Pair Corralation between Standard Bank and Kasikornbank Public
Assuming the 90 days horizon Standard Bank is expected to generate 1.09 times less return on investment than Kasikornbank Public. But when comparing it to its historical volatility, Standard Bank Group is 1.42 times less risky than Kasikornbank Public. It trades about 0.1 of its potential returns per unit of risk. Kasikornbank Public Co is currently generating about 0.07 of returns per unit of risk over similar time horizon. If you would invest 1,269 in Kasikornbank Public Co on August 27, 2024 and sell it today you would earn a total of 480.00 from holding Kasikornbank Public Co or generate 37.83% return on investment over 90 days.
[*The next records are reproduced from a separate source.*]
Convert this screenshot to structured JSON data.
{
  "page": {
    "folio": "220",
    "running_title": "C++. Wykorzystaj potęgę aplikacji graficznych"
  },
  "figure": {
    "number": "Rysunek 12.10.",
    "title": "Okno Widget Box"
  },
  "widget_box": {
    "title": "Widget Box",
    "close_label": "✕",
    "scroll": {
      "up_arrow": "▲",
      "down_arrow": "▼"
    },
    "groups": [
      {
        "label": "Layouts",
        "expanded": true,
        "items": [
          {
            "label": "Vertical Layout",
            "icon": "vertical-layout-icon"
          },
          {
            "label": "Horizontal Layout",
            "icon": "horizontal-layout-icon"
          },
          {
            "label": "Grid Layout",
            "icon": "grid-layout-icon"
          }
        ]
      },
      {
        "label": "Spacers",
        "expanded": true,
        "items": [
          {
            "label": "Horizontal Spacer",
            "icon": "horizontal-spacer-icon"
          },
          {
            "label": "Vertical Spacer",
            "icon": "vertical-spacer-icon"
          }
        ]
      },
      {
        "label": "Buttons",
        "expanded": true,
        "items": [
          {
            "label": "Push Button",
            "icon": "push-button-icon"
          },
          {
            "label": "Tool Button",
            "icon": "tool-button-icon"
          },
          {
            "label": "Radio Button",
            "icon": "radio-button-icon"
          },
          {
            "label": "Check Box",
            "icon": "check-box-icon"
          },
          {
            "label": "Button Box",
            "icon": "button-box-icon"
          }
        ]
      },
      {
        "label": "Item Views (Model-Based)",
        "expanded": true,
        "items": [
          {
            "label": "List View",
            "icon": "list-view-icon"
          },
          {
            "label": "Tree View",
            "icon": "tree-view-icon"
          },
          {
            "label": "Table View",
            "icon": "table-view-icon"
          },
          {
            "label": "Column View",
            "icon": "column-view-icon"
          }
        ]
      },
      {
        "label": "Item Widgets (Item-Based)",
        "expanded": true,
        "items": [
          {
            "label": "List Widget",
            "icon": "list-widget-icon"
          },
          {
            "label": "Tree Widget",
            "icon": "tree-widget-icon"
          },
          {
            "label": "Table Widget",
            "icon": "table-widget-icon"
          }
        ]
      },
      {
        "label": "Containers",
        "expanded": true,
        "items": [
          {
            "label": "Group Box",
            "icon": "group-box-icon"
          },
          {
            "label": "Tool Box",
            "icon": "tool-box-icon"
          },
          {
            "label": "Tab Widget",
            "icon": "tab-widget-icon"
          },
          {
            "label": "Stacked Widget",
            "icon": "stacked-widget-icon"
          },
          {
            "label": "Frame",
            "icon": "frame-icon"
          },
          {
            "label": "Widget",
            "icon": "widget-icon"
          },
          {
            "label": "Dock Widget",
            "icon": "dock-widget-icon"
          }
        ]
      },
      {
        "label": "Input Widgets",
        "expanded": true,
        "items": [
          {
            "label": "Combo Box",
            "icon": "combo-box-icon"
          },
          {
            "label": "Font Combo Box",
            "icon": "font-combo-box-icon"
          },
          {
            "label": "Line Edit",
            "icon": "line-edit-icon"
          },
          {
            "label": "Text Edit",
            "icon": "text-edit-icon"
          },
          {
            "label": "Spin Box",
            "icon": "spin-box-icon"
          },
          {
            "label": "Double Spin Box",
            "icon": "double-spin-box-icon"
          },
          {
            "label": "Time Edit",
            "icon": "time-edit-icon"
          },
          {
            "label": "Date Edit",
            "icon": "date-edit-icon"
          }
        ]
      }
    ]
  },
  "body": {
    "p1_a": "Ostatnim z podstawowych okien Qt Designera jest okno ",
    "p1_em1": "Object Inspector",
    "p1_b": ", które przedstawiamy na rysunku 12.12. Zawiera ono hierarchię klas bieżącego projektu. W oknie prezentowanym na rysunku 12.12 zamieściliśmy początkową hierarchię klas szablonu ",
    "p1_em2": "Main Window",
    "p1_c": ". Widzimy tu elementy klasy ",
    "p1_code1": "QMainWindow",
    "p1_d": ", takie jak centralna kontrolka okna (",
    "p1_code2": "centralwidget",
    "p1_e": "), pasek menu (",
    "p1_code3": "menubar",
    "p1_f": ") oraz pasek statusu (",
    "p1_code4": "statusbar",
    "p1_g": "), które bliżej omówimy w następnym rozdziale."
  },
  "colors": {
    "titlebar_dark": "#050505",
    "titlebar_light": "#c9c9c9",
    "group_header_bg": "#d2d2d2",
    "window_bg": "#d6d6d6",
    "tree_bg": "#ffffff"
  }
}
Time Period | 3 Months [change] |
Direction | Moves Together |
Strength | Very Weak |
Accuracy | 100.0% |
Values | Daily Returns |
Standard Bank Group vs. Kasikornbank Public Co
Performance |
Timeline |
Standard Bank Group |
Kasikornbank Public |
Standard Bank and Kasikornbank Public Volatility Contrast
Predicted Return Density |
Returns |
Pair Trading with Standard Bank and Kasikornbank Public
The main advantage of trading using opposite Standard Bank and Kasikornbank Public positions is that it hedges away some unsystematic risk. Because of two separate transactions, even if Standard Bank position performs unexpectedly, Kasikornbank Public can make up some of the losses. Pair trading also minimizes risk from directional movements in the market. For example, if an entire industry or sector drops because of unexpected headlines, the short position in Kasikornbank Public will offset losses from the drop in Kasikornbank Public's long position.The idea behind Standard Bank Group and Kasikornbank Public Co pairs trading is to make the combined position market-neutral, meaning the overall market's direction will not affect its win or loss (or potential downside or upside). This can be achieved by designing a pairs trade with two highly correlated stocks or equities that operate in a similar space or sector, making it possible to obtain profits through simple and relatively low-risk investment.Check out your portfolio center.Note that this page's information should be used as a complementary analysis to find the right mix of equity instruments to add to your existing portfolios or create a brand new portfolio. You can also try the Watchlist Optimization module to optimize watchlists to build efficient portfolios or rebalance existing positions based on the mean-variance optimization algorithm.